The economic logic is straightforward: when one company manages genetics, feed supply, housing, slaughter, and distribution, inefficiencies get squeezed out at every step. Consumers end up with cheaper pork delivered on a more consistent basis. This pattern repeated across Europe and, more recently, in China, where massive industrial pig farms have replaced millions of small backyard operations. The result is that pork remains competitively priced against chicken in many markets, even though poultry production is also highly efficient.

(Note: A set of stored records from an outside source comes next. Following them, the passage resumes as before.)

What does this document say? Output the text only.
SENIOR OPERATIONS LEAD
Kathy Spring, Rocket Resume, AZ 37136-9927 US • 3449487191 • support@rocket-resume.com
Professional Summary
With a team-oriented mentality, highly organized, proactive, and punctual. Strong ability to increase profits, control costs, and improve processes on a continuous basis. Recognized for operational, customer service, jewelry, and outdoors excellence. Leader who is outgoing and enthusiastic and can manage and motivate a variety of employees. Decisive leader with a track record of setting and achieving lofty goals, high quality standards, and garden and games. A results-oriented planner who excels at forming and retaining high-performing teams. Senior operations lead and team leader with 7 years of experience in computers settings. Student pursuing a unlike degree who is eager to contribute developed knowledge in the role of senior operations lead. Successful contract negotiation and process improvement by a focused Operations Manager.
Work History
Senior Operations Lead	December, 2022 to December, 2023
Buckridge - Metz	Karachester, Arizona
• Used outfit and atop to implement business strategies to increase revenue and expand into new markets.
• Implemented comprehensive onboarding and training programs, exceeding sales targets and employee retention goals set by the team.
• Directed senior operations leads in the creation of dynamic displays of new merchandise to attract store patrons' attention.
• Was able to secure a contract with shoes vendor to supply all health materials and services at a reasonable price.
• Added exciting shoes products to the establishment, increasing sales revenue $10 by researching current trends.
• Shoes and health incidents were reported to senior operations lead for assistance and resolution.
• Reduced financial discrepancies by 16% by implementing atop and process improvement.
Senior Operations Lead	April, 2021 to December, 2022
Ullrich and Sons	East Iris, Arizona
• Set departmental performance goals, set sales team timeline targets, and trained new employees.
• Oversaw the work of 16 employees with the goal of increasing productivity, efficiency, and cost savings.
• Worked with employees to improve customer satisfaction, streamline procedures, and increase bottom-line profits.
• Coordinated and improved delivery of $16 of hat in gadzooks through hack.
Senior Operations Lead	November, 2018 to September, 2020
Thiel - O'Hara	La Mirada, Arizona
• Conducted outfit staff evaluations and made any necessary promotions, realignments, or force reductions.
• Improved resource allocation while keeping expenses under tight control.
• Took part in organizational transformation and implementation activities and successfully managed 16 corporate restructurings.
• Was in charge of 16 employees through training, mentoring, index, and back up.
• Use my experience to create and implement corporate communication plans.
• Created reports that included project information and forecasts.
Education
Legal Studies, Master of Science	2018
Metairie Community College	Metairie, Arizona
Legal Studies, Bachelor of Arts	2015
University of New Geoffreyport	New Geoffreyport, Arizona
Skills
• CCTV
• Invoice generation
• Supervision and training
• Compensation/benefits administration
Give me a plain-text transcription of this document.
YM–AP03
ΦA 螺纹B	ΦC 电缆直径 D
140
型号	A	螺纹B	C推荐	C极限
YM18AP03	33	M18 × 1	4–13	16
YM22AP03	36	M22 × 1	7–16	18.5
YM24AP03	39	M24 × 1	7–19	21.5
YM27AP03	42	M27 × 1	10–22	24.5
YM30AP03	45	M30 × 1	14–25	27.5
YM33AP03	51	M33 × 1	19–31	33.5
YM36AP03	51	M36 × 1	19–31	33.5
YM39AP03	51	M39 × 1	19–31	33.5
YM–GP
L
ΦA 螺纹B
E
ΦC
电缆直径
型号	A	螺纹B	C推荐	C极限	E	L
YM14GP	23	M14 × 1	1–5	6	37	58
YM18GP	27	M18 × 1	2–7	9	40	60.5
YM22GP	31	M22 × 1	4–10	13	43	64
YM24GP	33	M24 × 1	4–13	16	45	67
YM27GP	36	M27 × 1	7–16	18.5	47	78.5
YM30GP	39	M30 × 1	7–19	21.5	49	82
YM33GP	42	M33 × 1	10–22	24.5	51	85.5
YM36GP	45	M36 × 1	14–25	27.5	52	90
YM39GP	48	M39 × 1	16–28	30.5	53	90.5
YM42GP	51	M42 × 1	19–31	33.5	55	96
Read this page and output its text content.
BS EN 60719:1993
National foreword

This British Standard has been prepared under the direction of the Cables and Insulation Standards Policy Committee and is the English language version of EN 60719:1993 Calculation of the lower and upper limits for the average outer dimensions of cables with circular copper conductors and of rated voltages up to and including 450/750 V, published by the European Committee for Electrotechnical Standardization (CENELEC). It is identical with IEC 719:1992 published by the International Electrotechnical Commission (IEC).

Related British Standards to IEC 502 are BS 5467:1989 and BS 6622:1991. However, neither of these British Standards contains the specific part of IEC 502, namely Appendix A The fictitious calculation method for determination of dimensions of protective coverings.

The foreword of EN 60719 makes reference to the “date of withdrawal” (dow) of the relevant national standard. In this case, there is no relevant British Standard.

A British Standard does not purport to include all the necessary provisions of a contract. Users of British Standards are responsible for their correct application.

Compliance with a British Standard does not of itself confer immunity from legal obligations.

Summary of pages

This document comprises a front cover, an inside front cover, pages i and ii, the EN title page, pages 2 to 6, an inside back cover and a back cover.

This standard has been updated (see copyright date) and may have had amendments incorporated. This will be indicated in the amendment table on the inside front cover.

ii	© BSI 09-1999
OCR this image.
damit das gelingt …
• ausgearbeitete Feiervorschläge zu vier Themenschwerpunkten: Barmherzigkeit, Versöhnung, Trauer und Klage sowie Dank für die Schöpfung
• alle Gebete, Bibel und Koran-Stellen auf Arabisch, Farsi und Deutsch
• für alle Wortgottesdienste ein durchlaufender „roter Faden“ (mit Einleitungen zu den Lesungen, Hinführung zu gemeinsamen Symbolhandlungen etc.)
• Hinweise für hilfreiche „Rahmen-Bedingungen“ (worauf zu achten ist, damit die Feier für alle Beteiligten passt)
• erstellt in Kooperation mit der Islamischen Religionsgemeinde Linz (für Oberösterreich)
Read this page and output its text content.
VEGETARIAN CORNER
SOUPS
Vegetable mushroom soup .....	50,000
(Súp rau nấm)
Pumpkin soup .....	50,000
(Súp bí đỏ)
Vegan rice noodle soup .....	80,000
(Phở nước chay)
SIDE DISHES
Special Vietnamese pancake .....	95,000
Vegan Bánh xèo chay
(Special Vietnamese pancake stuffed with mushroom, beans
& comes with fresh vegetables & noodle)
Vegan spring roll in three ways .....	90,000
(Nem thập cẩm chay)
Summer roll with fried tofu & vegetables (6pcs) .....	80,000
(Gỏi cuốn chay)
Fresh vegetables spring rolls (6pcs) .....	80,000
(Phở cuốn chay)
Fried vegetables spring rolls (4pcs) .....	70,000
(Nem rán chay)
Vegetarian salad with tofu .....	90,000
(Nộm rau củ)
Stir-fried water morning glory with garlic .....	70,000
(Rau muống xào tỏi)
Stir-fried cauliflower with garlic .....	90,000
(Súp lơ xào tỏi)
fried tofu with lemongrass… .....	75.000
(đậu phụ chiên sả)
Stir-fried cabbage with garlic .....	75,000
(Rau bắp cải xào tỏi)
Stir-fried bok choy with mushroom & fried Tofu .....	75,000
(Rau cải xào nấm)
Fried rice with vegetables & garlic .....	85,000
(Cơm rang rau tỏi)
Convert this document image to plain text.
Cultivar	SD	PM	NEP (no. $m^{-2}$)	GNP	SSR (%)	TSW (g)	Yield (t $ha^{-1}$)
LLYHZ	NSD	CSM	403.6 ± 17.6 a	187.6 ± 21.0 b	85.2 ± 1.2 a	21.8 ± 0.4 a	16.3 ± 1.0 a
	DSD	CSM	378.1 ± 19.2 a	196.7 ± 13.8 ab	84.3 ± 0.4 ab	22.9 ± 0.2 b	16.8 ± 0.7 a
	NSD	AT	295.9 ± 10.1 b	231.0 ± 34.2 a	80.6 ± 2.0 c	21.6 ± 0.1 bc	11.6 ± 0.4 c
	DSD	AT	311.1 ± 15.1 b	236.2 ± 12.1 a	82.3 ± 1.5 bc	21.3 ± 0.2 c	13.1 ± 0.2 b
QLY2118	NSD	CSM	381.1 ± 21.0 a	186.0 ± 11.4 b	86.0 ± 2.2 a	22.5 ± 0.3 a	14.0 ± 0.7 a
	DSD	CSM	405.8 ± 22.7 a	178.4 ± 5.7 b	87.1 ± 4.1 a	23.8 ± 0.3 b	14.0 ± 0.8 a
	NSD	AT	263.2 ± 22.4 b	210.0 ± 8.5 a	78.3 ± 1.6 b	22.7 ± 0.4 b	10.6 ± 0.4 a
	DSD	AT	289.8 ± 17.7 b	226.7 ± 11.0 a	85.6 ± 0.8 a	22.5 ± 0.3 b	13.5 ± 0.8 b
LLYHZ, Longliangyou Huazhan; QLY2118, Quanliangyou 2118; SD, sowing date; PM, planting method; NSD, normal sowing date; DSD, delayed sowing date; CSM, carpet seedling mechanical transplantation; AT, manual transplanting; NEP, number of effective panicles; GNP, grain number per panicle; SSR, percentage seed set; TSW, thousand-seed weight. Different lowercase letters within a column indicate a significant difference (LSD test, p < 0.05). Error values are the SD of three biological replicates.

Pork Uses Fewer Resources Than Beef

Pork production generally requires less water and less land than beef production, though more than poultry. Industrial pig farming uses about 2.9 times less feed than pasture-based systems to produce the same amount of pork, which also shrinks its water and land footprint. Beef, by contrast, requires 3.7 times less feed in industrial systems compared to grazing, but even industrial beef uses substantially more total resources than pork.

This resource gap reinforced pork’s dominance in densely populated regions where land was scarce. In China and much of Europe, where arable land was needed for crops, raising pigs on kitchen scraps and grain byproducts made more sense than dedicating pasture to cattle. Pigs don’t need grassland. They thrive in pens, eating whatever surplus food is available, which made them the practical choice for smallholders and industrial operations alike.

Poultry Is Closing the Gap

Pork’s reign at the top is narrowing. Global meat consumption has been shifting toward poultry for years, and projections from the OECD and FAO show that trend continuing. By 2030, poultry is expected to represent 41% of all protein from meat sources worldwide, while pork (called “pigmeat” in trade statistics) will account for about 33 to 34%. Poultry is projected to make up 52% of all additional meat consumed over the next decade, compared to 33% for pork.

Per capita pork consumption is expected to stay roughly flat globally and actually decline in most developed countries. Poultry is cheaper to produce, has fewer religious restrictions (both Islam and Judaism prohibit pork), and fits the growing demand for leaner protein. In countries like Brazil and the United States, where poultry already dominates, pork accounts for only 19 to 24% of meat consumption. The global total still favors pork today, but the margin depends heavily on continued demand in China and parts of Europe where centuries of tradition keep pork on the table.